Caniveaux à ciel ouvert, ordures ou herbes envahissant ces derniers, pollution de la lagune…le visage qu’offrent les caniveaux d’Abidjan est triste et inquiétant.
A Abidjan (comme partout ailleurs), pour évacuer les eaux (usées et de ruissellement), les caniveaux sont mis à rude contribution. Il en existe plusieurs types: on note principalement les caniveaux à ciel ouvert et les caniveaux souterrains.
Les caniveaux souterrains sont un peu rares car dit-on: « ils ne tardent pas à se boucher » du fait (malheureusement) de la présence massive des ordures dans ceux-ci. Quand cette situation survient, les eaux, n’arrivant plus à circuler normalement dans ces égouts, prennent d’assaut la voirie. Les regards s’ouvrent de force et les excréments humains circulent à même le macadam avec leur lot de puanteur. Cette circulation des eaux sur la voirie dégrade fortement les routes.
Quant aux caniveaux à ciel ouvert, ils sont perceptibles, sans grand effort, dans toute la ville d’Abidjan. Tous les quartiers en comptent. Certains sont plus profonds et plus larges que d’autres. Ces caniveaux, quand ils ne sont pas envahis par les herbes, deviennent (malheureusement) des décharges.

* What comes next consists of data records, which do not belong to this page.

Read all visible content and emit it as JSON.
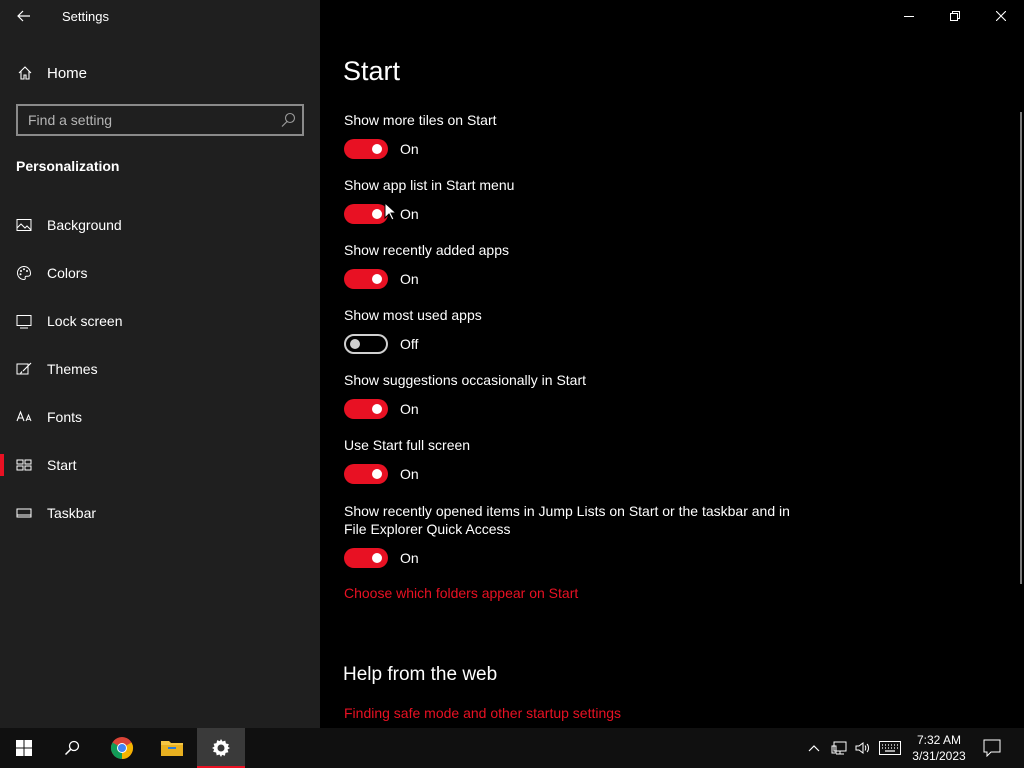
{
  "window": {
    "title": "Settings",
    "controls": [
      "minimize-icon",
      "restore-icon",
      "close-icon"
    ]
  },
  "sidebar": {
    "home_label": "Home",
    "search_placeholder": "Find a setting",
    "section_title": "Personalization",
    "items": [
      {
        "label": "Background",
        "icon": "picture-icon"
      },
      {
        "label": "Colors",
        "icon": "palette-icon"
      },
      {
        "label": "Lock screen",
        "icon": "lock-screen-icon"
      },
      {
        "label": "Themes",
        "icon": "brush-icon"
      },
      {
        "label": "Fonts",
        "icon": "font-icon"
      },
      {
        "label": "Start",
        "icon": "start-tiles-icon",
        "active": true
      },
      {
        "label": "Taskbar",
        "icon": "taskbar-icon"
      }
    ]
  },
  "main": {
    "title": "Start",
    "settings": [
      {
        "label": "Show more tiles on Start",
        "state": "On"
      },
      {
        "label": "Show app list in Start menu",
        "state": "On"
      },
      {
        "label": "Show recently added apps",
        "state": "On"
      },
      {
        "label": "Show most used apps",
        "state": "Off"
      },
      {
        "label": "Show suggestions occasionally in Start",
        "state": "On"
      },
      {
        "label": "Use Start full screen",
        "state": "On"
      },
      {
        "label": "Show recently opened items in Jump Lists on Start or the taskbar and in File Explorer Quick Access",
        "state": "On"
      }
    ],
    "folders_link": "Choose which folders appear on Start",
    "help_title": "Help from the web",
    "help_link": "Finding safe mode and other startup settings"
  },
  "taskbar": {
    "time": "7:32 AM",
    "date": "3/31/2023"
  },
  "colors": {
    "accent": "#e81123",
    "sidebar_bg": "#1f1f1f",
    "content_bg": "#000000",
    "taskbar_bg": "#101010"
  }
}
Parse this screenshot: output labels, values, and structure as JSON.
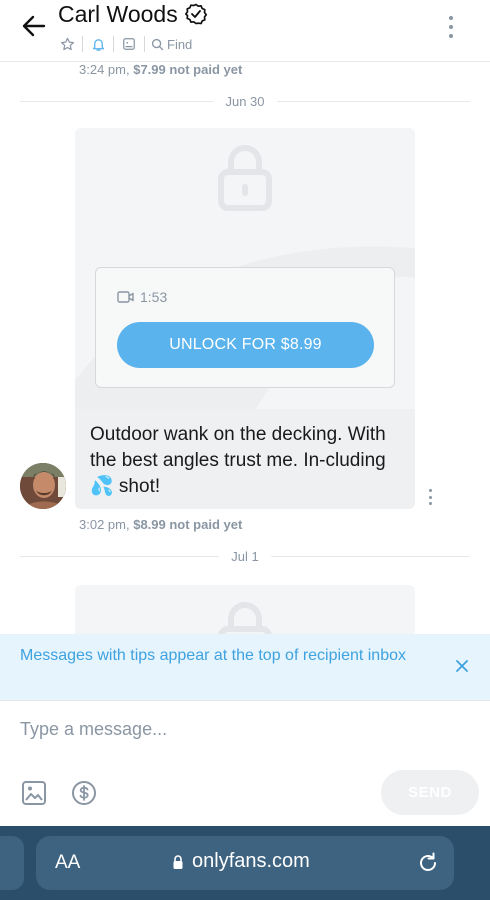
{
  "header": {
    "title": "Carl Woods",
    "find_label": "Find"
  },
  "messages": {
    "prev_meta_time": "3:24 pm,",
    "prev_meta_price": "$7.99 not paid yet",
    "date_divider_1": "Jun 30",
    "video_duration": "1:53",
    "unlock_label": "UNLOCK FOR $8.99",
    "message_text": "Outdoor wank on the decking. With the best angles trust me. In-cluding 💦 shot!",
    "meta_time": "3:02 pm,",
    "meta_price": "$8.99 not paid yet",
    "date_divider_2": "Jul 1"
  },
  "tip_banner": {
    "text": "Messages with tips appear at the top of recipient inbox"
  },
  "composer": {
    "placeholder": "Type a message...",
    "send_label": "SEND"
  },
  "browser": {
    "aa_label": "AA",
    "url": "onlyfans.com"
  },
  "colors": {
    "accent": "#5ab3ec",
    "tip_text": "#3ea2df",
    "tip_bg": "#e6f4fd",
    "muted": "#8a96a3",
    "browser_bg": "#2b4f6b"
  }
}
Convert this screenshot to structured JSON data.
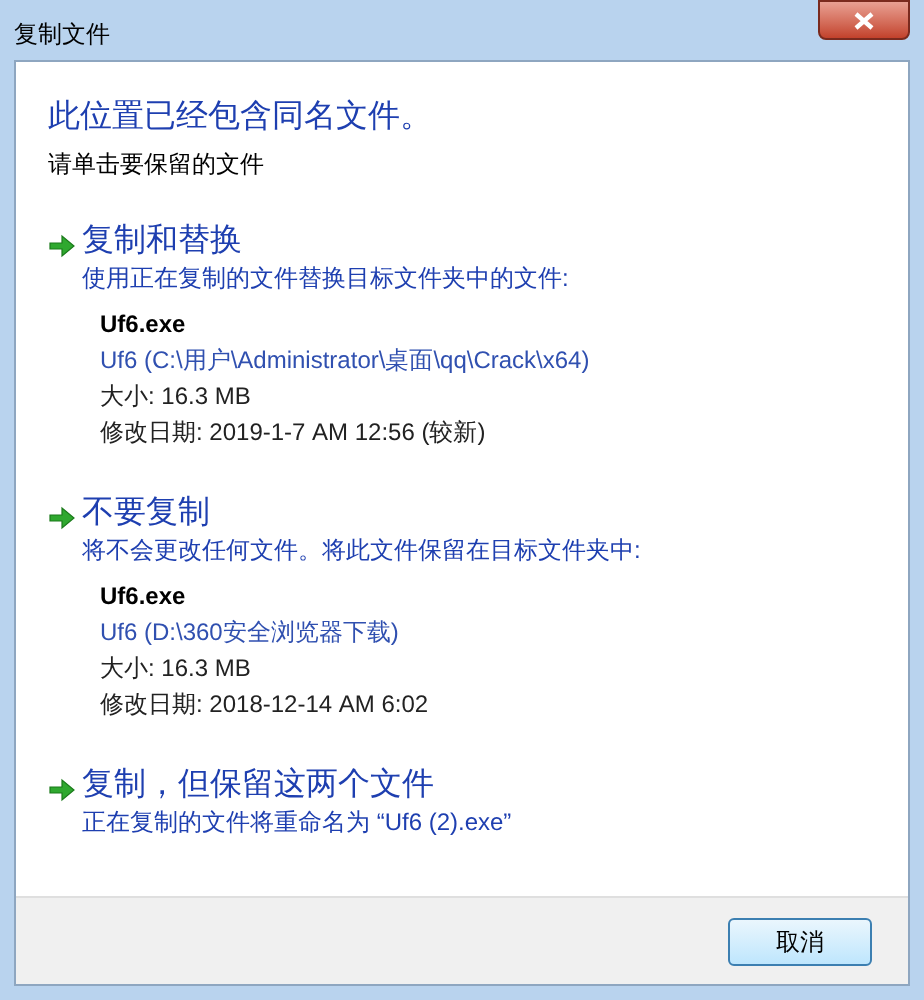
{
  "window": {
    "title": "复制文件"
  },
  "heading": "此位置已经包含同名文件。",
  "instruction": "请单击要保留的文件",
  "options": [
    {
      "title": "复制和替换",
      "description": "使用正在复制的文件替换目标文件夹中的文件:",
      "file": {
        "name": "Uf6.exe",
        "location": "Uf6 (C:\\用户\\Administrator\\桌面\\qq\\Crack\\x64)",
        "size": "大小: 16.3 MB",
        "modified": "修改日期: 2019-1-7 AM 12:56 (较新)"
      }
    },
    {
      "title": "不要复制",
      "description": "将不会更改任何文件。将此文件保留在目标文件夹中:",
      "file": {
        "name": "Uf6.exe",
        "location": "Uf6 (D:\\360安全浏览器下载)",
        "size": "大小: 16.3 MB",
        "modified": "修改日期: 2018-12-14 AM 6:02"
      }
    },
    {
      "title": "复制，但保留这两个文件",
      "description": "正在复制的文件将重命名为 “Uf6 (2).exe”"
    }
  ],
  "buttons": [
    "取消"
  ]
}
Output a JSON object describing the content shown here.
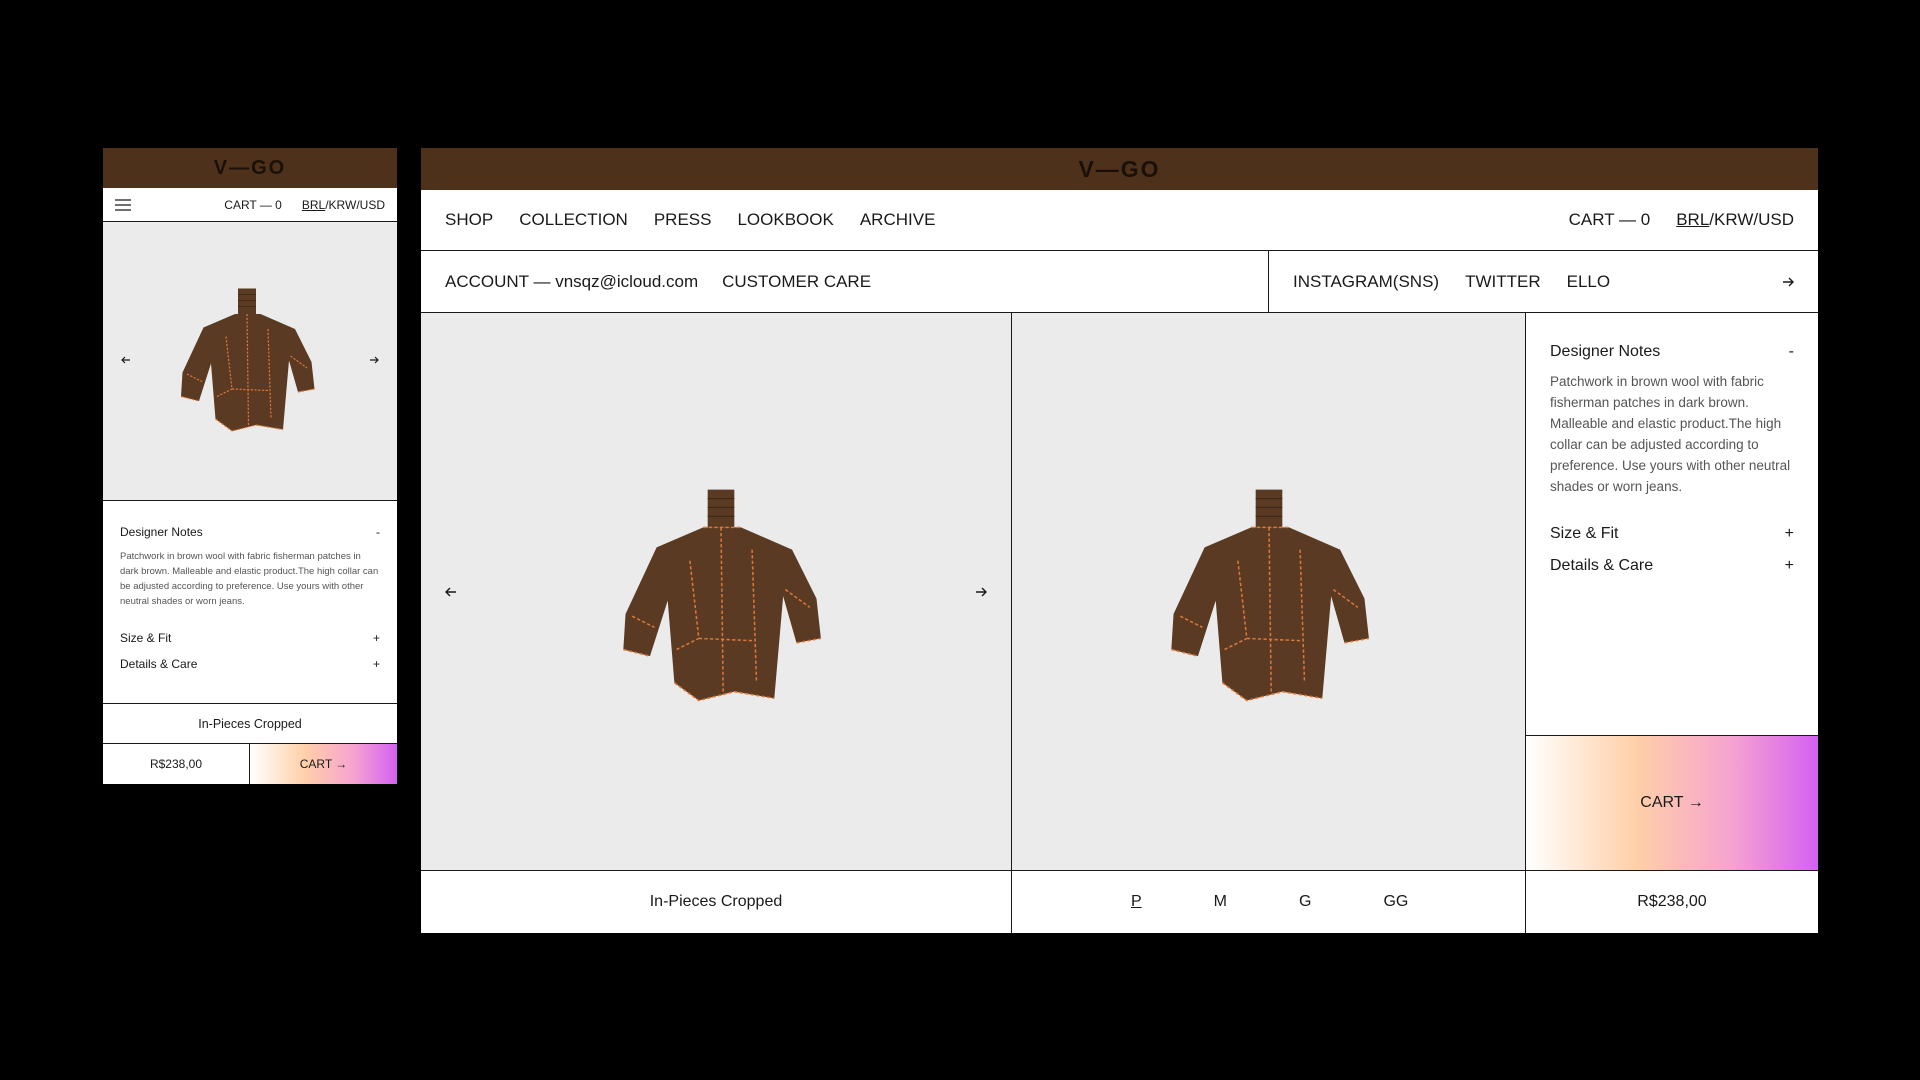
{
  "brand": "V—GO",
  "nav": {
    "links": [
      "SHOP",
      "COLLECTION",
      "PRESS",
      "LOOKBOOK",
      "ARCHIVE"
    ],
    "cart": "CART — 0",
    "currency_active": "BRL",
    "currency_rest": "/KRW/USD"
  },
  "subnav": {
    "account": "ACCOUNT — vnsqz@icloud.com",
    "care": "CUSTOMER CARE",
    "social": [
      "INSTAGRAM(SNS)",
      "TWITTER",
      "ELLO"
    ]
  },
  "product": {
    "name": "In-Pieces Cropped",
    "price": "R$238,00",
    "sizes": [
      "P",
      "M",
      "G",
      "GG"
    ],
    "selected_size": "P",
    "cart_button": "CART →",
    "image": "brown-patchwork-turtleneck-sweater"
  },
  "accordion": {
    "notes_title": "Designer Notes",
    "notes_toggle": "-",
    "notes_body": "Patchwork in brown wool with fabric fisherman patches in dark brown. Malleable and elastic product.The high collar can be adjusted according to preference. Use yours with other neutral shades or worn jeans.",
    "size_title": "Size & Fit",
    "details_title": "Details & Care",
    "expand_toggle": "+"
  },
  "icons": {
    "prev": "arrow-left-icon",
    "next": "arrow-right-icon",
    "menu": "hamburger-menu-icon",
    "social_next": "arrow-right-icon"
  },
  "colors": {
    "brand_bar": "#4e311b",
    "image_bg": "#ebebeb",
    "sweater": "#5a3a22",
    "stitch": "#d9773a",
    "gradient_end": "#d461f2"
  }
}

On observe les ordures ménagères qui freinent quelque peu la bonne évacuation des eaux dans ceux-ci. Ces eaux stagnent dans les canaux d’évacuation et sont de couleur verdâtre ou noirâtre à certains endroits.
Ces caniveaux sont de véritables usines de production de moustiques. Quand on sait que les populations vivent aux alentours de ces derniers, il y a de quoi être inquiet. En effet, les risques d’intoxication et de maladies (paludisme, irritations corporelles …) ne manquent pas.
Pis, les eaux qui circulent dans les caniveaux emportent quelquefois des enfants. A la moindre pluie. Et ce du fait de la profondeur et de la largeur assez considérables de ces fossés. Nombreux sont les enfants (imprudents) qui ne peuvent résister à la pression et à la force des eaux; ils se retrouvent pris au piège et à moins de l’intervention de personnes plus âgées (pour les secourir), ce sont malheureusement des vies humaines que l’on déplore. Cette situation tragique se vit souvent au « pont vagabond » et au quartier « Maroc » de Yopougon.
Certains caniveaux ornant les routes, peu profonds et moins larges, font que les eaux sortent souvent de leur lie quand il pleut fortement. Ne pouvant plus être évacuées normalement, ces eaux inondent la voirie: les usagers de la route vivent un véritable calvaire tout le temps que mettra cette situation inconfortable.
C’est le cas par exemple au carrefour de l’Indénié: les collecteurs, recevant les eaux des caniveaux en provenance d’Adjamé, de Cocody…(souvent envahis par du sable), devient peu profonds à ce niveau. A la moindre pluie, l’accumulation des eaux, combinée aux effets d’ une étude pédologique préalable à la construction de ce carrefour quelque déficiente, transforme cet espace en une véritable boue dans laquelle pataugent les automobilistes.
Bien plus, les caniveaux qui traversent les communes d’Abidjan déversent quasiment tout leur contenu dans la lagune Ebrié sans que celle-ci ait droit à un entretien conséquent: elle s’en trouve donc polluée. Et pourtant, les ressources halieutiques de cette dernière se retrouvent presque tous les jours dans « les assiettes des Ivoiriens ». C’est dire que l’assainissement à Abidjan est préoccupant et se pose avec une acuité particulière, des vies étant en jeu.
L’espoir de tous réside aujourd’hui dans une « politique environnementale d’urgence » claire visant «l’implication et l’action de tous: autorités politiques, structures sous tutelle et populations ». C’est à cette condition qu’Abidjan retrouvera « sa santé » et que la population se sentira mieux.